L’UE finance du matériel pour le commandement et le contrôle. Elle appuie aussi l’amélioration des conditions de déploiement, l’assistance médicale et les patrouilles de surveillance le long des frontières fluviales. Les premières livraisons sont attendues avant la fin de 2026. Objectif : une armée mieux équipée pour protéger les civils et tenir le terrain face aux menaces.
Il s’agit de la deuxième mesure d’assistance de l’UE aux FARDC. La première, décidée en 2023, ciblait la 31e Brigade de réaction rapide basée à Kindu. Avec cette nouvelle tranche, le Mécanisme européen pour la paix porte son soutien total aux FARDC à 30 millions d’euros. L’UE inscrit cette action dans l’accompagnement de la réforme du secteur de la sécurité en RDC et dans le soutien aux missions de protection des populations et de rétablissement de l’autorité de l’État.
Un appui ciblé à la sécurité
Cette aide n’achète pas d’armes. Elle finance des outils qui sauvent des vies et accélèrent les opérations : communications fiables pour commander, moyens logistiques pour se déployer, kits et évacuations médicales pour soigner, surveillance fluviale pour mieux contrôler les frontières et empêcher les infiltrations. Ce sont des capacités concrètes qui améliorent la sécurité des civils et la mobilité des unités sur les axes sensibles.

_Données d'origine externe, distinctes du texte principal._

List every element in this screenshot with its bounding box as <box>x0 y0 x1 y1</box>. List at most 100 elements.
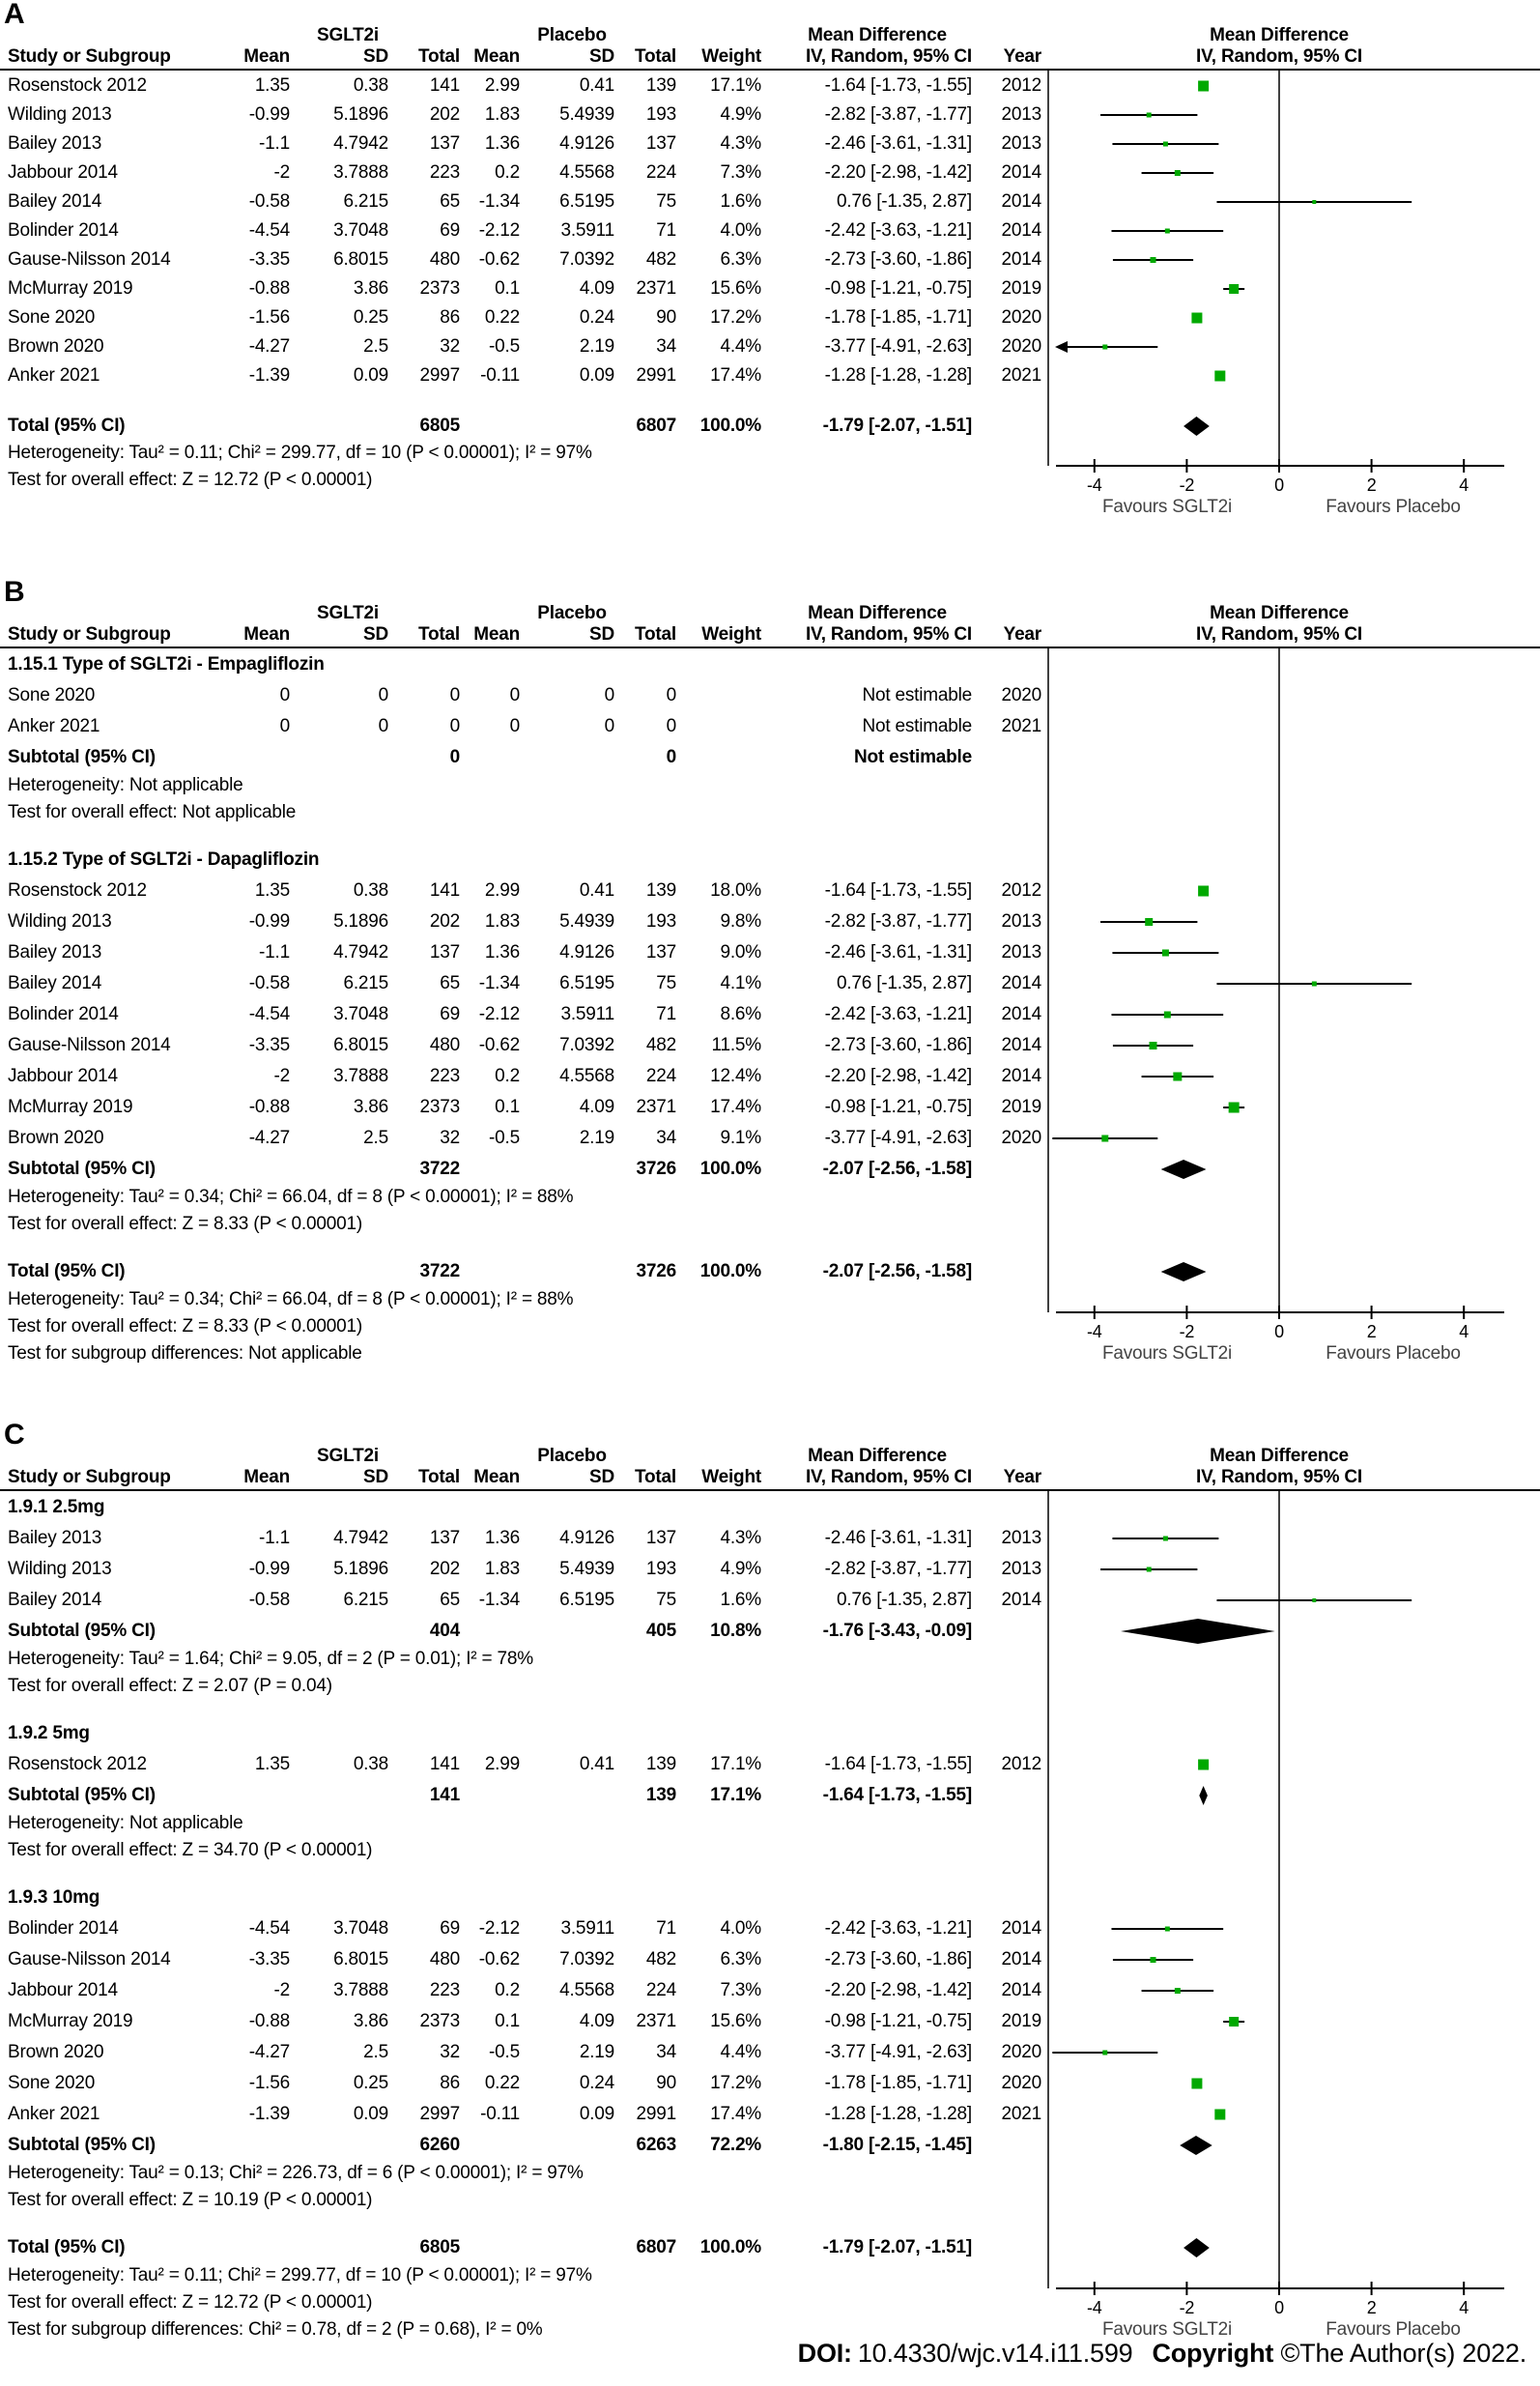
cell-total-sglt2i: 0 <box>449 685 461 705</box>
cell-mean-sglt2i: -0.99 <box>248 104 291 125</box>
cell-ci: -2.46 [-3.61, -1.31] <box>824 942 973 963</box>
cell-mean-sglt2i: -0.58 <box>248 191 291 212</box>
favours-right-label: Favours Placebo <box>1326 497 1461 517</box>
cell-mean-sglt2i: -4.27 <box>248 2042 291 2062</box>
total-label: Total (95% CI) <box>8 1261 126 1281</box>
cell-ci: -2.82 [-3.87, -1.77] <box>824 104 973 125</box>
column-header: SD <box>589 624 614 645</box>
study-name: Bailey 2013 <box>8 133 102 154</box>
cell-year: 2021 <box>1001 2104 1042 2124</box>
cell-mean-placebo: 0.2 <box>495 1066 520 1086</box>
cell-weight: 15.6% <box>710 278 761 299</box>
study-name: Bolinder 2014 <box>8 220 119 241</box>
cell-mean-placebo: 2.99 <box>484 1754 520 1774</box>
cell-year: 2013 <box>1001 911 1042 932</box>
cell-total-sglt2i: 141 <box>429 880 460 901</box>
cell-sd-placebo: 6.5195 <box>559 191 614 212</box>
cell-mean-sglt2i: -1.1 <box>259 133 290 154</box>
cell-ci: -2.20 [-2.98, -1.42] <box>824 1066 973 1086</box>
cell-total-placebo: 75 <box>656 191 676 212</box>
forest-plot-panel-a: A SGLT2i Placebo Mean Difference Mean Differ… <box>0 0 1540 524</box>
study-name: Rosenstock 2012 <box>8 880 147 901</box>
cell-mean-placebo: -0.5 <box>489 2042 520 2062</box>
cell-sd-placebo: 5.4939 <box>559 911 614 932</box>
cell-sd-sglt2i: 0.09 <box>353 365 388 386</box>
cell-mean-sglt2i: -1.56 <box>248 2073 291 2093</box>
doi-value: 10.4330/wjc.v14.i11.599 <box>857 2339 1133 2368</box>
point-estimate-marker <box>1164 1926 1170 1932</box>
note-line: Heterogeneity: Not applicable <box>8 775 243 795</box>
cell-year: 2020 <box>1001 685 1042 705</box>
cell-weight: 8.6% <box>720 1004 761 1024</box>
cell-total-sglt2i: 6805 <box>419 2237 461 2257</box>
cell-mean-placebo: -0.11 <box>480 365 520 386</box>
study-name: Wilding 2013 <box>8 104 112 125</box>
cell-sd-placebo: 4.5568 <box>559 162 614 183</box>
cell-sd-placebo: 4.9126 <box>559 1528 614 1548</box>
point-estimate-marker <box>1312 1598 1317 1602</box>
tick-label: 4 <box>1459 2298 1469 2317</box>
cell-mean-sglt2i: -3.35 <box>248 1949 291 1969</box>
study-name: McMurray 2019 <box>8 278 133 299</box>
cell-sd-placebo: 4.09 <box>579 278 614 299</box>
panel-label: C <box>4 1419 25 1451</box>
cell-sd-placebo: 0.41 <box>579 880 614 901</box>
column-header: Mean <box>473 624 520 645</box>
cell-year: 2014 <box>1001 1066 1042 1086</box>
tick-label: -2 <box>1179 475 1195 495</box>
group-header-effect: Mean Difference <box>808 1446 947 1466</box>
column-header: Year <box>1003 1467 1042 1487</box>
cell-total-placebo: 405 <box>645 1621 676 1641</box>
pooled-diamond <box>1160 1262 1207 1281</box>
cell-ci: -2.20 [-2.98, -1.42] <box>824 162 973 183</box>
cell-sd-sglt2i: 2.5 <box>363 2042 388 2062</box>
cell-year: 2020 <box>1001 336 1042 357</box>
cell-ci: -1.76 [-3.43, -0.09] <box>822 1621 973 1641</box>
cell-total-sglt2i: 69 <box>440 1918 460 1939</box>
group-header-sglt2i: SGLT2i <box>317 25 379 45</box>
column-header-study: Study or Subgroup <box>8 624 171 645</box>
cell-mean-sglt2i: 1.35 <box>254 1754 290 1774</box>
subgroup-header: 1.9.2 5mg <box>8 1723 90 1743</box>
cell-sd-placebo: 0.24 <box>579 307 614 328</box>
cell-year: 2014 <box>1001 1980 1042 2000</box>
column-header: Mean <box>243 624 290 645</box>
note-line: Test for overall effect: Z = 8.33 (P < 0… <box>8 1316 362 1337</box>
forest-plot-panel-b: B SGLT2i Placebo Mean Difference Mean Differ… <box>0 578 1540 1372</box>
column-header: SD <box>363 1467 388 1487</box>
point-estimate-marker <box>1149 1042 1157 1049</box>
cell-total-sglt2i: 2997 <box>419 365 461 386</box>
point-estimate-marker <box>1163 1011 1171 1019</box>
study-name: Brown 2020 <box>8 336 104 357</box>
column-header: Weight <box>701 624 761 645</box>
cell-sd-placebo: 5.4939 <box>559 104 614 125</box>
column-header: SD <box>589 46 614 67</box>
cell-sd-placebo: 0.24 <box>579 2073 614 2093</box>
cell-ci: -1.64 [-1.73, -1.55] <box>824 880 973 901</box>
tick-label: 4 <box>1459 475 1469 495</box>
cell-sd-sglt2i: 0.38 <box>353 880 388 901</box>
cell-year: 2014 <box>1001 249 1042 270</box>
column-header: Mean <box>243 1467 290 1487</box>
cell-mean-placebo: -1.34 <box>478 973 521 993</box>
column-header: Total <box>418 1467 460 1487</box>
group-header-sglt2i: SGLT2i <box>317 1446 379 1466</box>
cell-total-placebo: 482 <box>645 249 676 270</box>
column-header-study: Study or Subgroup <box>8 46 171 67</box>
cell-total-sglt2i: 202 <box>429 911 460 932</box>
cell-mean-placebo: -2.12 <box>478 220 521 241</box>
cell-total-placebo: 224 <box>645 1980 676 2000</box>
cell-total-placebo: 71 <box>656 1918 676 1939</box>
cell-total-placebo: 3726 <box>636 1159 677 1179</box>
point-estimate-marker <box>1102 2050 1108 2055</box>
forest-plot-svg <box>0 1489 1540 2295</box>
cell-sd-placebo: 2.19 <box>579 2042 614 2062</box>
subtotal-label: Subtotal (95% CI) <box>8 1621 156 1641</box>
cell-weight: 10.8% <box>710 1621 761 1641</box>
study-name: Gause-Nilsson 2014 <box>8 1949 171 1969</box>
cell-mean-sglt2i: -0.58 <box>248 1590 291 1610</box>
cell-mean-placebo: 0.22 <box>484 307 520 328</box>
cell-ci: -2.42 [-3.63, -1.21] <box>824 1004 973 1024</box>
cell-sd-sglt2i: 4.7942 <box>333 942 388 963</box>
cell-year: 2014 <box>1001 973 1042 993</box>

Pour la population, l’enjeu est direct : des patrouilles plus régulières, des délais d’intervention réduits et des blessés mieux pris en charge. Pour l’État, c’est un levier pour stabiliser les zones à risque et sécuriser les échanges. L’UE lie ce soutien aux efforts de paix et à la réforme en cours, avec un suivi par étapes jusqu’aux premières livraisons annoncées d’ici 2026.